The 1946 Rocky Mountain Conference football season was the season of college football played by the five member schools of the Rocky Mountain Conference (RMC) as part of the 1946 college football season.

The Montana State Bobcats won the RMC championship with a 5–3–2 record (2–0–1 against conference opponents) and outscored opponents by a total of 198 to 156.

Conference overview

Teams

Montana State

The 1946 Montana State Bobcats football team represented Montana State College (now known as Montana State University) of Bozeman, Montana. In their first season under head coach Clyde Carpenter, the Bobcats compiled a 5–3–2 record (2–0–1 against RMC opponents), won the RMC championship, and outscored opponents by a total of 198 to 156.

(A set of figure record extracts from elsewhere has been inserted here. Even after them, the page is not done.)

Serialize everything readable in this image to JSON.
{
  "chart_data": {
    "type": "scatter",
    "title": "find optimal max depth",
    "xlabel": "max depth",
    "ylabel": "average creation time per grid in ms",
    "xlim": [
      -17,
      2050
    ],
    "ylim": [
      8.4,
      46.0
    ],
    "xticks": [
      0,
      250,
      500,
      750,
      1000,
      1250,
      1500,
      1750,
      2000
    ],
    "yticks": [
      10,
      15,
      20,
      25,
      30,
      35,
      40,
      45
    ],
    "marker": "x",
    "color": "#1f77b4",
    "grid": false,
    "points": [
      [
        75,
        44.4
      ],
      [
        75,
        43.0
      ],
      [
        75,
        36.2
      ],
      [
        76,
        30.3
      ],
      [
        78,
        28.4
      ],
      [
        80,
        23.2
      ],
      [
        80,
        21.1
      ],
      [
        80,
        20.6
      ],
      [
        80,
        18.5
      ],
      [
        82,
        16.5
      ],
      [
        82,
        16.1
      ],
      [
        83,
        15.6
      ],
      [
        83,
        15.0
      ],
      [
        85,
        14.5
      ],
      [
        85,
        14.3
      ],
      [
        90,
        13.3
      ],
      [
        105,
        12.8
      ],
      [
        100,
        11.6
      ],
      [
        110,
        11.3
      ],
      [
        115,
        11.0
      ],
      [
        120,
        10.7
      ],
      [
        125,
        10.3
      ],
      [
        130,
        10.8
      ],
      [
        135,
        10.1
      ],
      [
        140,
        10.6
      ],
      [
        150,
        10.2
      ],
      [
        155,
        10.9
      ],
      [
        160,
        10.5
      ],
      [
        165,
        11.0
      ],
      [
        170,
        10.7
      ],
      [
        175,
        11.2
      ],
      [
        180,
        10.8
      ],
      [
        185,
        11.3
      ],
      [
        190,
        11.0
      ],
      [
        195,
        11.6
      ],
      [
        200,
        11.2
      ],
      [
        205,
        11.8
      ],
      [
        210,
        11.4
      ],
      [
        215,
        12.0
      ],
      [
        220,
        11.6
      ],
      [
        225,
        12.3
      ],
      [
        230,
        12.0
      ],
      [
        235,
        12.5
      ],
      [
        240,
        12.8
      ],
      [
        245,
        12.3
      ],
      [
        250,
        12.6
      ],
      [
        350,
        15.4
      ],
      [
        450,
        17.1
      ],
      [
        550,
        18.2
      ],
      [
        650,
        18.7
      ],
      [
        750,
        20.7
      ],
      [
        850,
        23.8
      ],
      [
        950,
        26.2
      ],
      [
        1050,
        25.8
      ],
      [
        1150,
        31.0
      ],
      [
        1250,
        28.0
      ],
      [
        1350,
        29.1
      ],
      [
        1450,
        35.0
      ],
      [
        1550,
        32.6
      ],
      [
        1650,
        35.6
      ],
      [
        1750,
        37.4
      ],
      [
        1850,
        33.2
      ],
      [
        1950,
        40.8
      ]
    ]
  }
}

Players receiving all-conference honors were end Mike McCormick, tackle Len Larson, guard Dick Ball, and backs Bill Nelson and Neil Brooks. Tackle John McLellan was selected by the Chicago Bearsin the 19th round (175th pick) of the 1947 NFL Draft.

Colorado State–Greeley

The 1946 Colorado State–Greeley Bears football team represented Colorado State College at Greeley, Colorado (now known as the University of Northern Colorado). In their 13th season under head coach John W. Hancock, the Bears compiled a 6–3 record (3–1 against RMC opponents), finished in second place in the RMC, and outscored opponents by a total of 218 to 101.

Western State

The 1946 Western State Mountaineers football team represented Western State College of Colorado at Gunnison, Colorado (now known as the Western Colorado University). Led by head coach Paul W. Wright, the Bears compiled a 5–4–1 record (1–1 against RMC opponents), finished in third place in the RMC, and outscored opponents by a total of 142 to 96.

The 1946 season was the first for the Western State football program since  1941. The sport was abandoned after the 1941 season due to  World  War II.

Colorado College

The 1946 Colorado College Tigers football team represented Colorado College of Colorado Springs, Colorado. Led by head coach Harold A. White, the Tigers compiled a 4–4–1 record (0–1–1 against RMC opponents), finished in fourth place in the RMC, and outscored opponents by a total of 131 to 106.

Colorado Mines

The 1946 Colorado Mines Orediggers football team represented the Colorado School of Mines of Golden, Colorado. In their eighth year under head coach John Mason, the Orediggers compiled a 1–4–1 record (0–3 against RMC opponents), finished in last place in the RMC, and were outscored by a total of 132 to 62.